No había que ser muy inteligente para darse cuenta de que el vecino italiano era el culpable de la crisis nerviosa por la que estaba pasando mi amiga en ese momento. Por esa razón, la confusión que me invadía en un principio pasó a convertirse en una ira desmedida e incontrolable hacia un desconocido que, en realidad, conocía demasiado bien.

—No hagas ninguna locura, ¿sí? —Le di una última mirada a las bandejas plateadas que comenzaban a adornar la mesa y reprimí un suspiro—. En menos de una hora estoy allá.

Colgué y recorrí la distancia que me separaba de la mesa que tenía asignada. Cuando fui a coger mis cosas, Ronald seguía sin estar por labor de ser visto. Quizá se había acercado a escuchar el discurso de inauguración de la Junta Directiva. No lo sabía. No tenía tiempo para saberlo tampoco. Acepté entonces, con mucho pesar, que tendría que hacer el camino a casa de Abigail por mí misma.

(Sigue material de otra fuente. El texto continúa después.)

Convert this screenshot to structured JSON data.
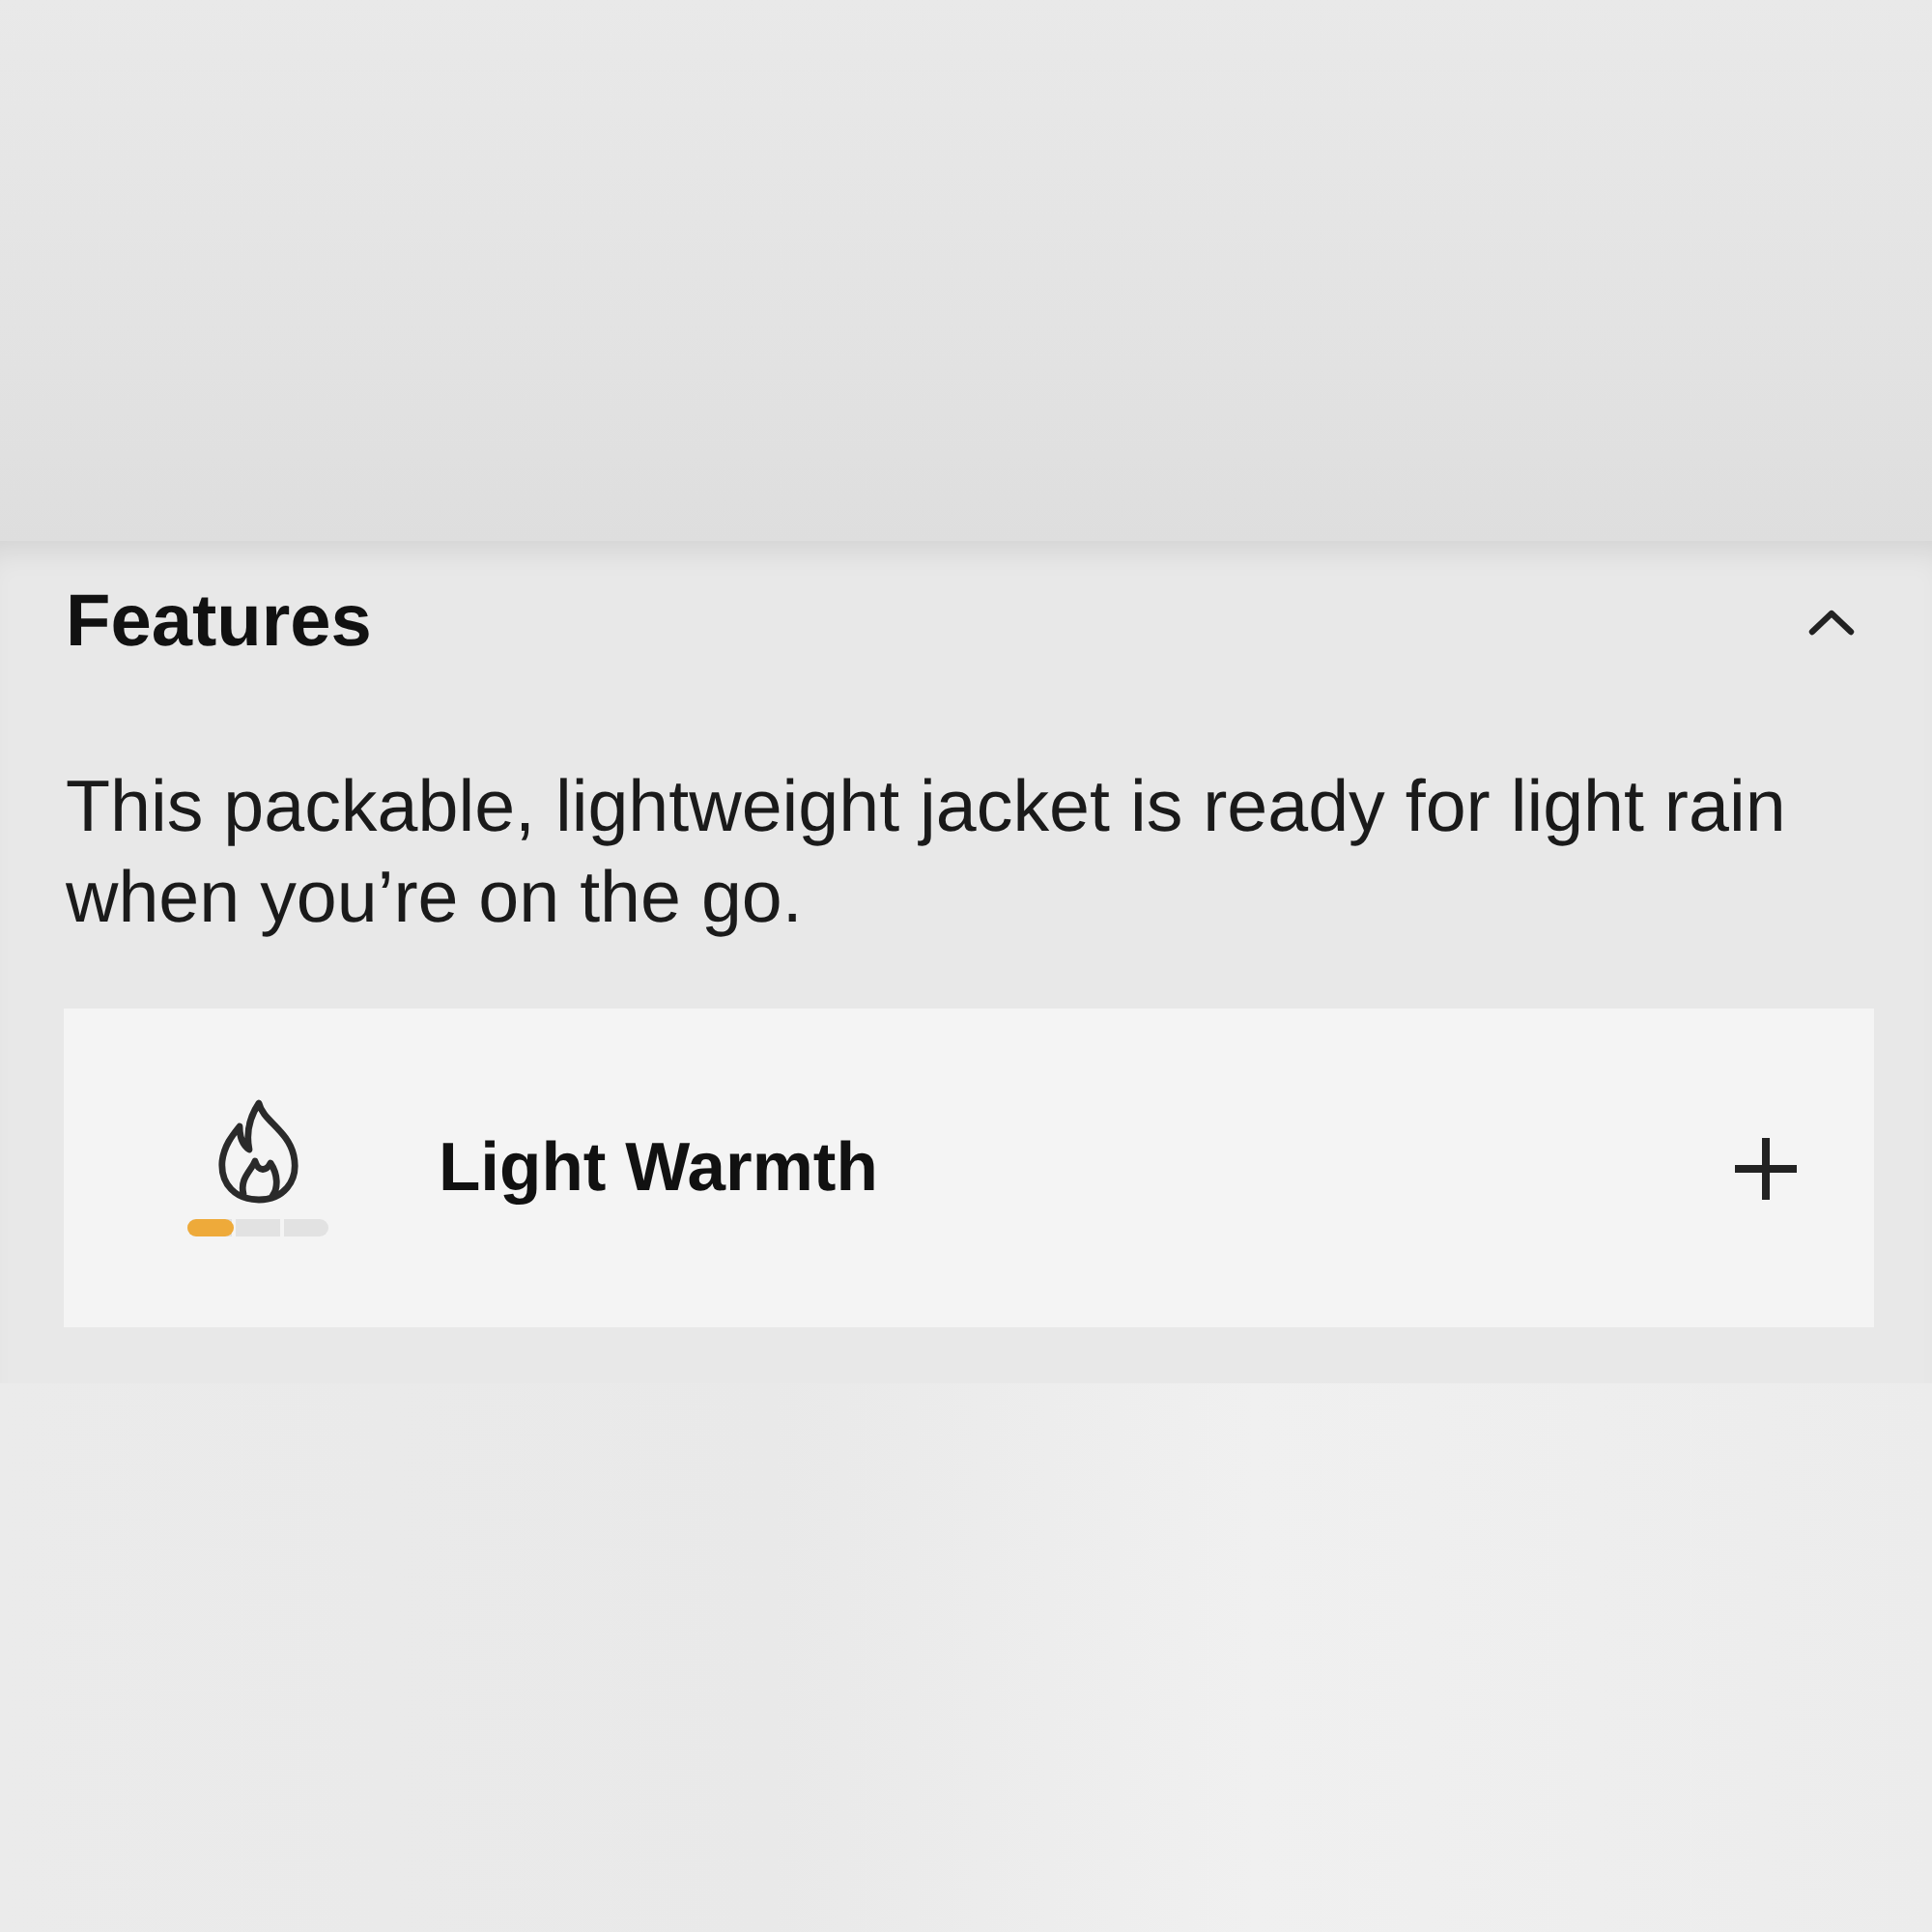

Afuera llovía y el viento era helado porque estábamos en medio del otoño. Mis ganas de dar un paseo a pie estaban en números negativos y, aun así, me abotoné el blazer hasta el cuello y dejé atrás la deliciosa calidez del salón de fiestas.

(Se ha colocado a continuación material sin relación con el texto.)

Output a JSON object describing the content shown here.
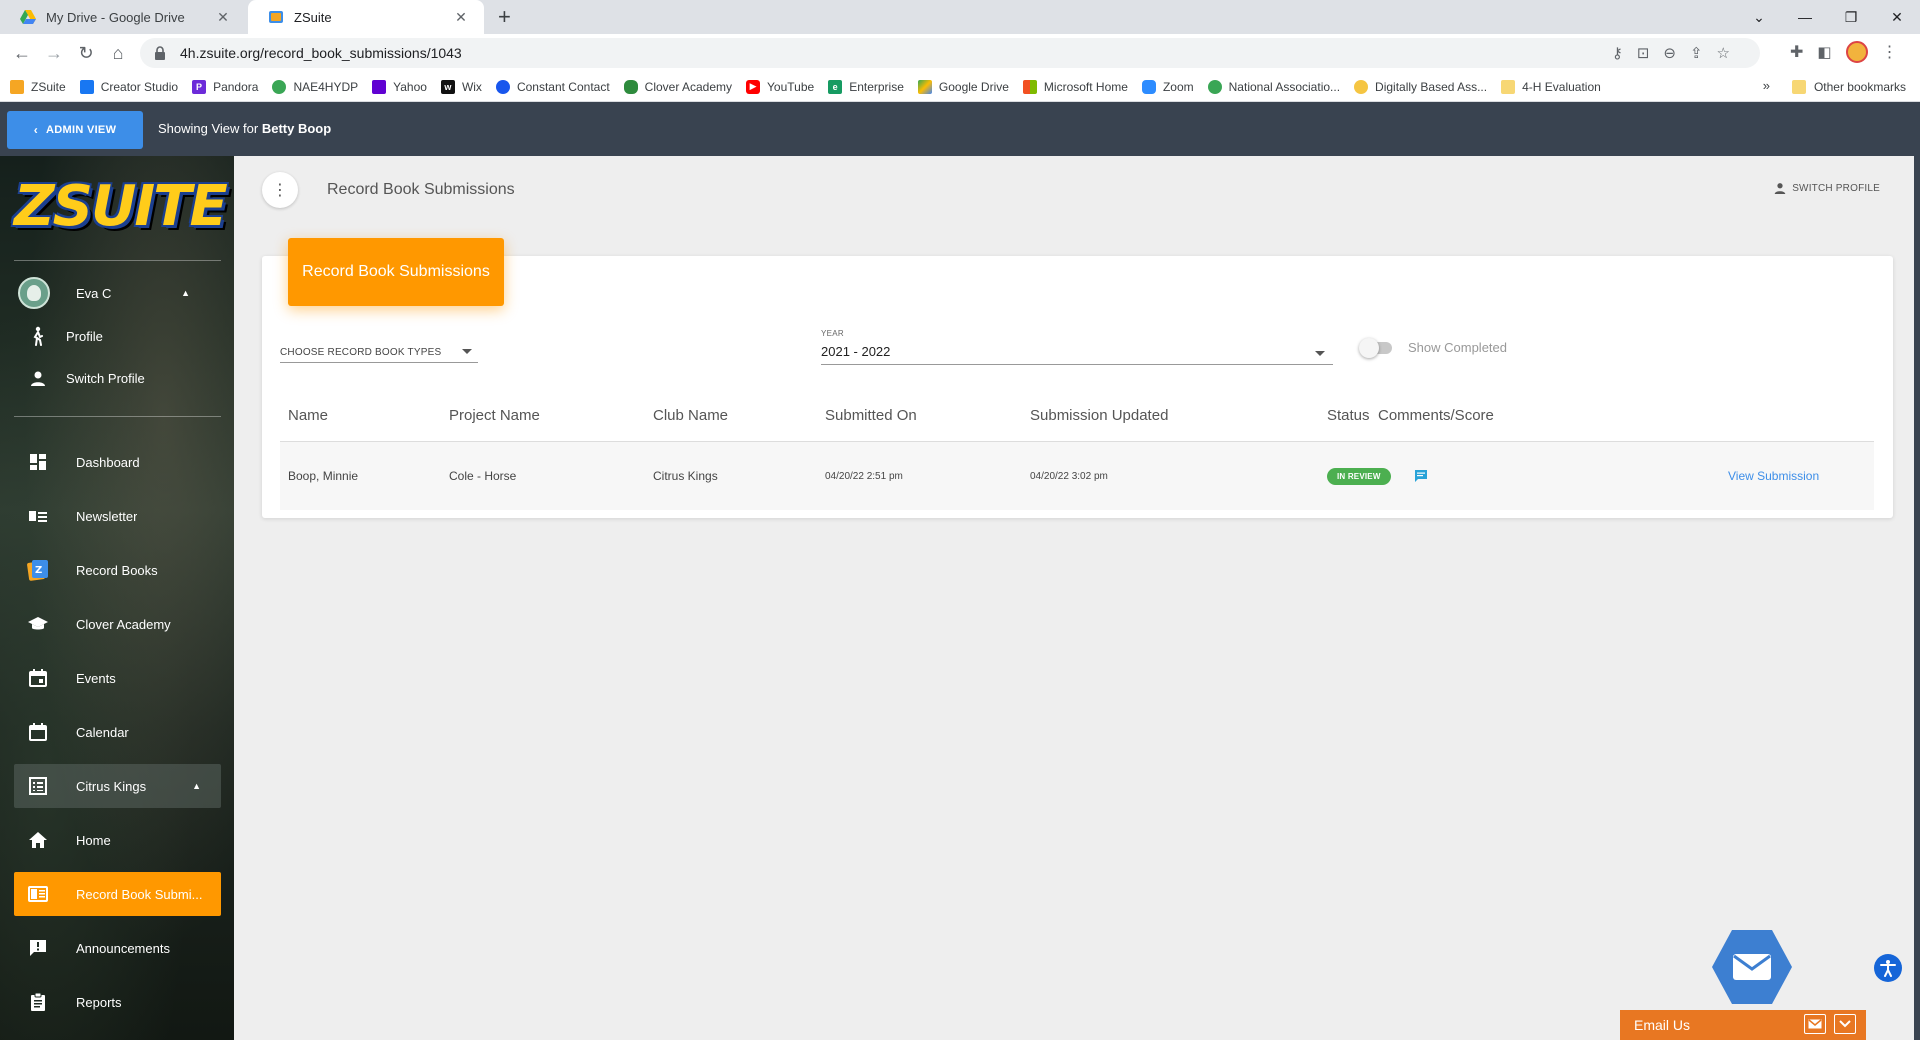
{
  "browser": {
    "tabs": [
      {
        "title": "My Drive - Google Drive"
      },
      {
        "title": "ZSuite"
      }
    ],
    "url": "4h.zsuite.org/record_book_submissions/1043",
    "bookmarks": [
      {
        "label": "ZSuite",
        "color": "#f5a623"
      },
      {
        "label": "Creator Studio",
        "color": "#1877f2"
      },
      {
        "label": "Pandora",
        "color": "#6c2bd9"
      },
      {
        "label": "NAE4HYDP",
        "color": "#3aa655"
      },
      {
        "label": "Yahoo",
        "color": "#6001d2"
      },
      {
        "label": "Wix",
        "color": "#111111"
      },
      {
        "label": "Constant Contact",
        "color": "#1856ed"
      },
      {
        "label": "Clover Academy",
        "color": "#2e8b3d"
      },
      {
        "label": "YouTube",
        "color": "#ff0000"
      },
      {
        "label": "Enterprise",
        "color": "#169b62"
      },
      {
        "label": "Google Drive",
        "color": "#fbbc04"
      },
      {
        "label": "Microsoft Home",
        "color": "#f25022"
      },
      {
        "label": "Zoom",
        "color": "#2d8cff"
      },
      {
        "label": "National Associatio...",
        "color": "#3aa655"
      },
      {
        "label": "Digitally Based Ass...",
        "color": "#f5c542"
      },
      {
        "label": "4-H Evaluation",
        "color": "#f7d774"
      }
    ],
    "more_bookmarks": "»",
    "other_bookmarks": "Other bookmarks"
  },
  "header": {
    "admin_view_label": "ADMIN VIEW",
    "showing_prefix": "Showing View for",
    "showing_user": "Betty Boop"
  },
  "sidebar": {
    "logo": "ZSUITE",
    "user_name": "Eva C",
    "profile_label": "Profile",
    "switch_profile_label": "Switch Profile",
    "items": [
      {
        "label": "Dashboard",
        "icon": "dashboard-icon"
      },
      {
        "label": "Newsletter",
        "icon": "newsletter-icon"
      },
      {
        "label": "Record Books",
        "icon": "record-books-icon"
      },
      {
        "label": "Clover Academy",
        "icon": "graduation-cap-icon"
      },
      {
        "label": "Events",
        "icon": "event-icon"
      },
      {
        "label": "Calendar",
        "icon": "calendar-icon"
      },
      {
        "label": "Citrus Kings",
        "icon": "list-icon"
      },
      {
        "label": "Home",
        "icon": "home-icon"
      },
      {
        "label": "Record Book Submi...",
        "icon": "book-icon"
      },
      {
        "label": "Announcements",
        "icon": "announcement-icon"
      },
      {
        "label": "Reports",
        "icon": "clipboard-icon"
      }
    ]
  },
  "main": {
    "page_title": "Record Book Submissions",
    "switch_profile": "SWITCH PROFILE",
    "card_title": "Record Book Submissions",
    "filters": {
      "record_book_types_placeholder": "CHOOSE RECORD BOOK TYPES",
      "year_label": "YEAR",
      "year_value": "2021 - 2022",
      "show_completed_label": "Show Completed"
    },
    "table": {
      "columns": [
        "Name",
        "Project Name",
        "Club Name",
        "Submitted On",
        "Submission Updated",
        "Status",
        "Comments/Score"
      ],
      "rows": [
        {
          "name": "Boop, Minnie",
          "project": "Cole - Horse",
          "club": "Citrus Kings",
          "submitted_on": "04/20/22 2:51 pm",
          "updated": "04/20/22 3:02 pm",
          "status": "IN REVIEW",
          "action": "View Submission"
        }
      ]
    }
  },
  "widgets": {
    "email_us": "Email Us"
  },
  "colors": {
    "accent_orange": "#ff9800",
    "admin_blue": "#3d8ee8",
    "status_green": "#4caf50",
    "header_dark": "#394350"
  }
}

—Esperemos que no me muera de hipotermia —murmuré mientras abría mi paraguas.

Sin pensarlo dos veces, me lancé a caminar por las calles desiertas del centro de la ciudad. La parada de autobuses quedaba a dos cuadras y el recorrido se me hizo infinito. Para serles sincera, el paraguas no sirvió de mucho porque la brisa no hacía más que traer las frías gotas de lluvia a mi cuerpecito sin contemplación alguna.

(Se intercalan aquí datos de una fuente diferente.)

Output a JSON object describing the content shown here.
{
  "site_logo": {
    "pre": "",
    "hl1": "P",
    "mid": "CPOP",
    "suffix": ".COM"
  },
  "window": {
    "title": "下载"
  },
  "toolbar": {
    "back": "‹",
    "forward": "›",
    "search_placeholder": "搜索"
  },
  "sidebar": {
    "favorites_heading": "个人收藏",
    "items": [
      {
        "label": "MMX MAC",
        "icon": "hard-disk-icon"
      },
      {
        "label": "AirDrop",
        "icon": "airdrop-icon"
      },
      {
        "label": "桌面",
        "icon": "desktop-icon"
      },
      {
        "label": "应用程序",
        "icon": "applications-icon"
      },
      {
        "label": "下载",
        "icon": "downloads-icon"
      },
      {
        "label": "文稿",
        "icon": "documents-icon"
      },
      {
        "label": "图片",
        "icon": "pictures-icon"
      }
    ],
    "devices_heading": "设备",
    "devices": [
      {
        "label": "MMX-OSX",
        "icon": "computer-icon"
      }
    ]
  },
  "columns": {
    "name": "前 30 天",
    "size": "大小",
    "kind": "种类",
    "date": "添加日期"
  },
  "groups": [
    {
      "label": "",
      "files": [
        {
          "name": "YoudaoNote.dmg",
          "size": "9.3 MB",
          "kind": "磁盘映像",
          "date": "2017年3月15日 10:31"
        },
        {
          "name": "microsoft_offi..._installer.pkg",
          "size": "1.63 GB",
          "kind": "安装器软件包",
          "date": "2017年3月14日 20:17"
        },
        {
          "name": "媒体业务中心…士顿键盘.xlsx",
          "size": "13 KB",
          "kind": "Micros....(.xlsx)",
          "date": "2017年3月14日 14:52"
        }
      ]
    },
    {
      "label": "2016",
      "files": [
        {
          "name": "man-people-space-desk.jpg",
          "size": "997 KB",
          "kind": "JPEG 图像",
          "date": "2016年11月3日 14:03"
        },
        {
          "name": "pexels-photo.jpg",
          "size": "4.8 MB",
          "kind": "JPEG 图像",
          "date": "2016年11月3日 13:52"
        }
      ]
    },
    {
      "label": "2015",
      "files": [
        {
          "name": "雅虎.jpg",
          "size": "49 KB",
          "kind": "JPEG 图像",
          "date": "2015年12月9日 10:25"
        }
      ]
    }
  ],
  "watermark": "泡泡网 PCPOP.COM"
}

No podía, sin embargo, dejar de pensar que si yo estaba hecha una mierda Abigail debía estar mil veces peor. Era por ello que tenía que llegar a su casa lo más pronto posible.

                                                                     
***

Luego de media hora de trasbordos, una parada en el Wallmart e incontables aceras encharcadas imposibles de cruzar, llegué a mi destino. Estaba empapada y lo único que podía rescatarse de aquella desastrosa experiencia era que mi bolso estaba seco porque lo había cubierto con una bolsa de supermercado.

No hizo falta que llamase por el intercomunicador, Abigail me estaba esperando en la entrada del edificio.

Cuando pasé al lobby y estuve resguardada de la lluvia, pude verla mejor y me di cuenta de que sí, que estaba en la mierda. No era normal que mi amiga bajase a recibirme en pijamas ni que tuviese los ojos tan hinchados y no lo hubiese ocultado con nada de maquillaje. Aunque yo siempre andaba con esas pintas, sabía que para Abigail entregarse al descuido era el equivalente de echarse a morir.

—Te traje esto. —Alcé la bolsa del supermercado y le dirigí una tenue sonrisa—. Es helado de fresa, sé que te encanta en los días lluviosos.

Abigail se lanzó hacia mí y comenzó a llorar. Intenté hacerle saber que no era buena idea abrazar a una persona que estaba tan mojada que, literalmente, la ropa le goteaba, pero no hubo caso.

—Era un idiota, no te merecía —le dije, dándole golpecitos en la espalda—. Tranquila, nena.

No, definitivamente Maximiliano no se había enterado de que acababa de perder a la rubia más maravillosa, inteligente y simpática de la ciudad. Que lo jodieran, nadie tenía derecho a romperle así el corazón a mi amiga.

Perdí la cuenta de cuánto tiempo pasó Abigail pegada a mí. Llegó un punto en el que dejó de incomodarme que estuviese invadiendo mi valioso espacio personal y me alegró poder tener la oportunidad de compartir ese momento con ella. Seguía lloviendo a cántaros, la temperatura no había hecho sino descender. Estábamos empapadas, temblábamos; sin embargo, nos teníamos la una a la otra y eso bastaba para soportar incluso el día más gris.